FreedomWorks Drops Opposition To Mitt Romney After Months Of Never Really Mounting It In The First Place

FreedomWorks Drops Opposition To Mitt Romney After Months Of Never Really Mounting It In The First Place

In the wake of his Illinois primary win, everything seems to be coming up roses for Mitt Romney. Today he's earned the deemed-by-enough-people-to-be-important-so-whatever-let's-just-say-it-is endorsement of Jeb Bush. Bush's move is widely expected to presage another flood of money and endorsements flowing in Romney's direction.

And in somewhat less exciting news, it seems that FreedomWorks, the organization that worked the hardest to absorb the insurgent Tea Party movement into the sticky mass of the GOP establishment, has decided that it no longer totally hates the former Massachusetts governor.

Per Ralph Z. Hallow, at the Washington Times:

The organization that ignited the tea party as a national mass movement gave Mitt Romney perhaps his biggest victory yet, deciding to drop its opposition to his candidacy, a top executive in the group told The Washington Times.

FreedomWorks, which organized the Sept. 12, 2009, mass demonstration on the Mall, says that while it will not give an explicit endorsement, the time has come for Republicans to unite around the former Massachusetts governor and focus on defeating President Obama.

“It is a statistical fact that the numbers favor Mitt Romney,” FreedomWorks Vice President Russ Walker told The Times on Tuesday. “We are dedicated to defeating Obama and electing a conservative Senate that will help Romney repeal Obamacare and address the nation’s economic and spending challenges.”

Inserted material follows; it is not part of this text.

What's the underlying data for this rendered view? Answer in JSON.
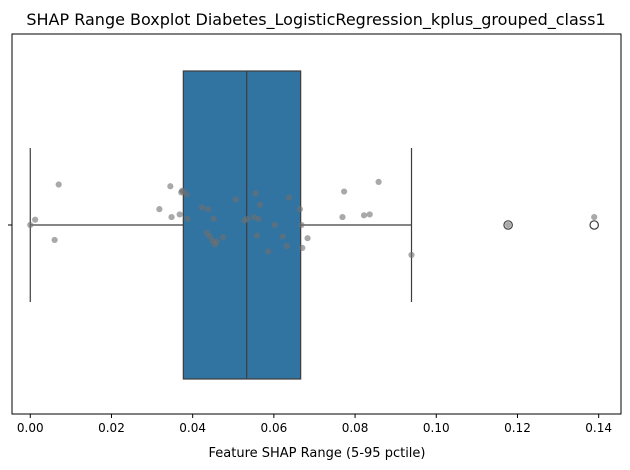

Hey, do you guys remember how vigorously FreedomWorks used to oppose Romney? In all likelihood, you don't. To do so, you'd have to cast your mind all the way back to May of last year, which was when the folks at FreedomWorks were talking a good game about dogging Romney's hopes and ambitions. As HuffPost's Jon Ward reported at the time:

A top goal of the nation’s most influential national Tea Party group is to stop Mitt Romney from winning the Republican nomination for president.

Interviews with top officials at FreedomWorks, a Washington-based organizing hub for Tea Party activists around the country, revealed that much of their thinking about the 2012 election revolves around derailing the former Massachusetts governor.

“Romney has a record and we don’t really like it that much,” said Adam Brandon, the group’s communications director.

Yes, at one point, "stopping Romney" was FreedomWorks' "top goal," embittered as the group was by his lack of authenticity and "the health care thing." That's what FreedomWorks' grassroots liaison Brendan Steinhauser called Mitt Romney's design and implementation of Commonwealth Care in Massachusetts, which in 2008 was an accomplishment enthusiastically embraced by the GOP establishment and which got Romney invited to the "go ahead and run for president, why not?" party in the first place.

But for all its initial boldness, FreedomWorks' hot talk about stopping Romney never really went anywhere. Of course, the group was hardly alone in this. For all of the lack of enthusiasm for Romney as a 2012 standardbearer, FreedomWorks' "opposition" to his candidacy basically amounted to people sitting around in a fuss, wishing and hoping that someone could be "pretty please" cajoled into doing something about it. Won't someone jump into the race and try to be the dream candidate to end Romney's candidacy? Well, sure! But the "someones" who tried to do so eventually turned out to be Rick Perry.

FreedomWorks' major contribution to "stopping Romney" was a protest it organized in August against Romney's appearance at a Tea Party Express event in Concord, N.H. I have no idea why anyone at FreedomWorks thought that impeding an event staged by the very people they claimed to support was a good idea. One would imagine that the self-described Tea Partiers were more than capable of evaluating Romney for themselves, but as Steinhauser declared at the time, "We have to defend our brand against poseurs." There was a certain amount of irony in that statement, that largely went unremarked upon at the time. But let's note it now!

By the end of September, FreedomWorks had basically given up on the whole "stopping Romney" thing. The group's chairman and CEO Matt Kibbe told Ward at the time that "Romney has an opportunity to rehabilitate himself," and, countering all of that spring's talk about stopping Romney as a matter of purist principle, went on to say, "What Tea Partiers are looking for is someone that stands for something, but also someone that shows the political skills to win. It's not enough to be right and lose. The goal here is to win the presidency." Yes, and I imagine that a secondary goal is to have access to that president, once the presidency is won.

But there you have it, folks. Like so much of the lumpen opposition to Romney, FreedomWorks' antagonism has fizzled into generic anomie and bonhomie and acceptance. It's possible that beardy-weirdie Alaska also-ran Joe Miller is still plying his trade in the "Stop Romney" arts, but I can't be bothered to check.